HAVANA TIMES – Once again, I woke up to go hunting, as we (not) so affectionately call the hard task of trying to find food recently. That’s because finding anything nowadays puts all of your skills, resistence or mental capacity to deal with what awaits you, to the test. I say this because lines outside stores really are completely unpredictable.

Let me explain: ever since September 1st, the State has imposed a curfew from 7 PM until 5 AM, as one of the government’s measures to try and stop COVID-19 infections from spreading. In other words, anybody caught outside their home during this time takes home a hefty 2000-3000 peso fine, which is quite a lot if we bear in mind what regular Cuban wages are.

If you decide to go out shopping, you have to do it at dawn, always respecting the curfew from the day before. People begin to take their place in line hours before most shopping malls, kiosks, stores, etc. open.

Like the law-abiding citizens we are, we have to leave home at 5 AM and head for the nearest store, some 10-15 minutes away. When you get there, you might find 30 or 400 people in front of you.

You wonder what time people have started to line up when there is a curfew… but that’s not the best part. The last person, in front of you, normally comes with several people, and so does everyone in front of that person and so on…

In the end, when you’ve done the math and security agents start to give out turns, you go from being amongst the first 40 to number 287, literally… This is on a good day. On the worst day, social indiscipline and a complete lack of respect for your fellow citizen turn any regular line into a true battlefield, a real fight that even the authorities can’t keep in check.

The situation was a lot different a few months ago, when you could buy anywhere. But now, with the restriction of not being able to go and buy from stores outside of your municipality of residence, this has all changed. This limits your chances a great deal.

Everybody knows that some municipalities are more privileged than others, where you don’t only find a greater variety of items, but they are also stocked more often. These large shopping malls are unfortunately outside of the municipality I live in. The measure may have been well-intentioned, but it is discriminatory and stifling in practice.
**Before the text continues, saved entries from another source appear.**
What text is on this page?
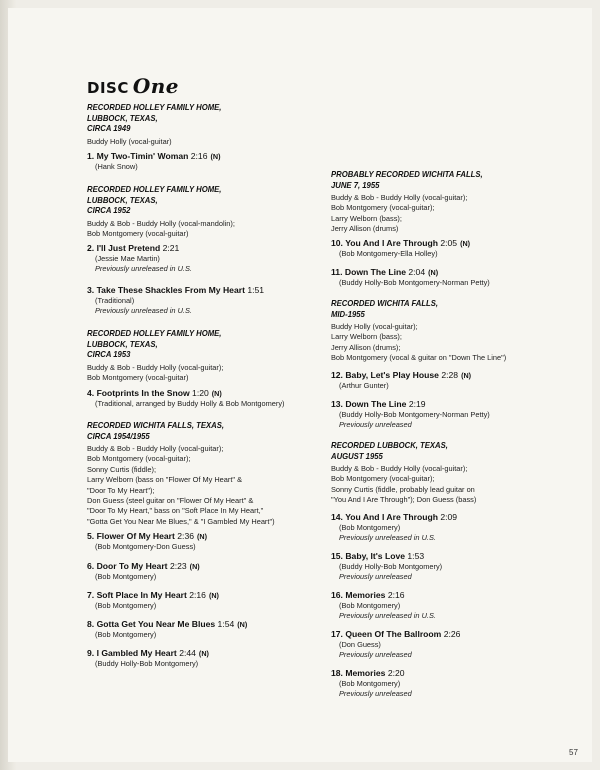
DISC One
RECORDED HOLLEY FAMILY HOME,
LUBBOCK, TEXAS,
CIRCA 1949
Buddy Holly (vocal-guitar)
1. My Two-Timin' Woman 2:16 (N)
(Hank Snow)
RECORDED HOLLEY FAMILY HOME,
LUBBOCK, TEXAS,
CIRCA 1952
Buddy & Bob - Buddy Holly (vocal-mandolin);
Bob Montgomery (vocal-guitar)
2. I'll Just Pretend 2:21
(Jessie Mae Martin)
Previously unreleased in U.S.
3. Take These Shackles From My Heart 1:51
(Traditional)
Previously unreleased in U.S.
RECORDED HOLLEY FAMILY HOME,
LUBBOCK, TEXAS,
CIRCA 1953
Buddy & Bob - Buddy Holly (vocal-guitar);
Bob Montgomery (vocal-guitar)
4. Footprints In the Snow 1:20 (N)
(Traditional, arranged by Buddy Holly & Bob Montgomery)
RECORDED WICHITA FALLS, TEXAS,
CIRCA 1954/1955
Buddy & Bob - Buddy Holly (vocal-guitar);
Bob Montgomery (vocal-guitar);
Sonny Curtis (fiddle);
Larry Welborn (bass on "Flower Of My Heart" &
"Door To My Heart");
Don Guess (steel guitar on "Flower Of My Heart" &
"Door To My Heart," bass on "Soft Place In My Heart,"
"Gotta Get You Near Me Blues," & "I Gambled My Heart")
5. Flower Of My Heart 2:36 (N)
(Bob Montgomery-Don Guess)
6. Door To My Heart 2:23 (N)
(Bob Montgomery)
7. Soft Place In My Heart 2:16 (N)
(Bob Montgomery)
8. Gotta Get You Near Me Blues 1:54 (N)
(Bob Montgomery)
9. I Gambled My Heart 2:44 (N)
(Buddy Holly-Bob Montgomery)
PROBABLY RECORDED WICHITA FALLS,
JUNE 7, 1955
Buddy & Bob - Buddy Holly (vocal-guitar);
Bob Montgomery (vocal-guitar);
Larry Welborn (bass);
Jerry Allison (drums)
10. You And I Are Through 2:05 (N)
(Bob Montgomery-Ella Holley)
11. Down The Line 2:04 (N)
(Buddy Holly-Bob Montgomery-Norman Petty)
RECORDED WICHITA FALLS,
MID-1955
Buddy Holly (vocal-guitar);
Larry Welborn (bass);
Jerry Allison (drums);
Bob Montgomery (vocal & guitar on "Down The Line")
12. Baby, Let's Play House 2:28 (N)
(Arthur Gunter)
13. Down The Line 2:19
(Buddy Holly-Bob Montgomery-Norman Petty)
Previously unreleased
RECORDED LUBBOCK, TEXAS,
AUGUST 1955
Buddy & Bob - Buddy Holly (vocal-guitar);
Bob Montgomery (vocal-guitar);
Sonny Curtis (fiddle, probably lead guitar on
"You And I Are Through"); Don Guess (bass)
14. You And I Are Through 2:09
(Bob Montgomery)
Previously unreleased in U.S.
15. Baby, It's Love 1:53
(Buddy Holly-Bob Montgomery)
Previously unreleased
16. Memories 2:16
(Bob Montgomery)
Previously unreleased in U.S.
17. Queen Of The Ballroom 2:26
(Don Guess)
Previously unreleased
18. Memories 2:20
(Bob Montgomery)
Previously unreleased
57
Without any study beforehand to guarantee its success.

On the other hand, there are people who have taken advantage of the most different and adverse situations Life throws your way. There are people who see a long line like this and see it as a goldmine where they can extract this valuable material. These miners are the line-sitters and resellers that take advantage of people’s needs to fill their pockets by hoarding and then speculating with the few items that are sold at these stores.

“This is supply and demand,” one of these individuals once told me, whilst trying to sell me a packet of chicken thighs for almost three times the price. It goes without saying that I have had no other option to buy this and other things with a surcharge. This, because it is so hard to find food through the traditional retail channels. I’m not exaggerating.

Here’s another example: I took my place in line at 5:07 a.m. Turns were handed out at 9 a.m. and I could only buy two small packets of hot dogs at 4:45 p.m., because the little chicken they were selling was gone before the first 40 people in line were seen.

Really? That’s the question I ask myself. Twelve hours standing in line, putting up with all kinds of unpleasant situations, keeping an eye on the shrewd ones who constantly take advantage, and also exposing my family and myself to COVID-19, just for two measly packets of hot dogs.

Is it really worth it? If I don’t do this and I can’t buy things for twice or triple the price, what can I do? I have found myself at this crossroads, more than once.

Sometimes I think the only option is to go out hunting on alternate days at 5 a.m. I strive to not come home empty-handed so I can feed the family. Other times I realize that I’m just wasting my time. I often come home empty-handed, anxiety weighing heavily on my chest.

Read more diary posts by Paula Henriquez

Paula Henriquez

Paula Henriquez: Since childhood I have been told I should be careful what I say in public. "Think before you speak, especially in front of others," my mother would say, and it was more of a plea than a scolding. Even today I hear her and I obey her, just that I do not speak, I write. Letters and words are my escape, my exit and daily catharsis, which printed on paper, revive me. And this picture is my refuge.

17 thoughts on “Shopping in Cuba during COVID-19

  • October 6, 2020 at 1:06 pm

    Rick, you do not comprehend the reality of Cuba.

    Do you really think that it would be possible to organize demonstrations of 15,000 people in the streets of Cuba? How?

    Have you any concept of the system of controls that exists?

    Have you not read of the travails of the Ladies in White?

    It is all too easy for those with the right to demonstrate, to assume that others are able to.

    Do you comprehend the role and operation of MININT (The Ministry of the Interior) and its tentacles that extend into every single block of every single community in Cuba, with reports upon the activity of every man, woman and child?

    It is all too easy for those who live in free societies with the right to demonstrate, to suggest that Cubans should: “Take to the streets in a peaceful manner.”

    Cubans Rick, live in a totalitarian communist state! There is no comparison with the freedoms enjoyed by those fortunate enough to live in the democratic capitalist societies – they are a world apart!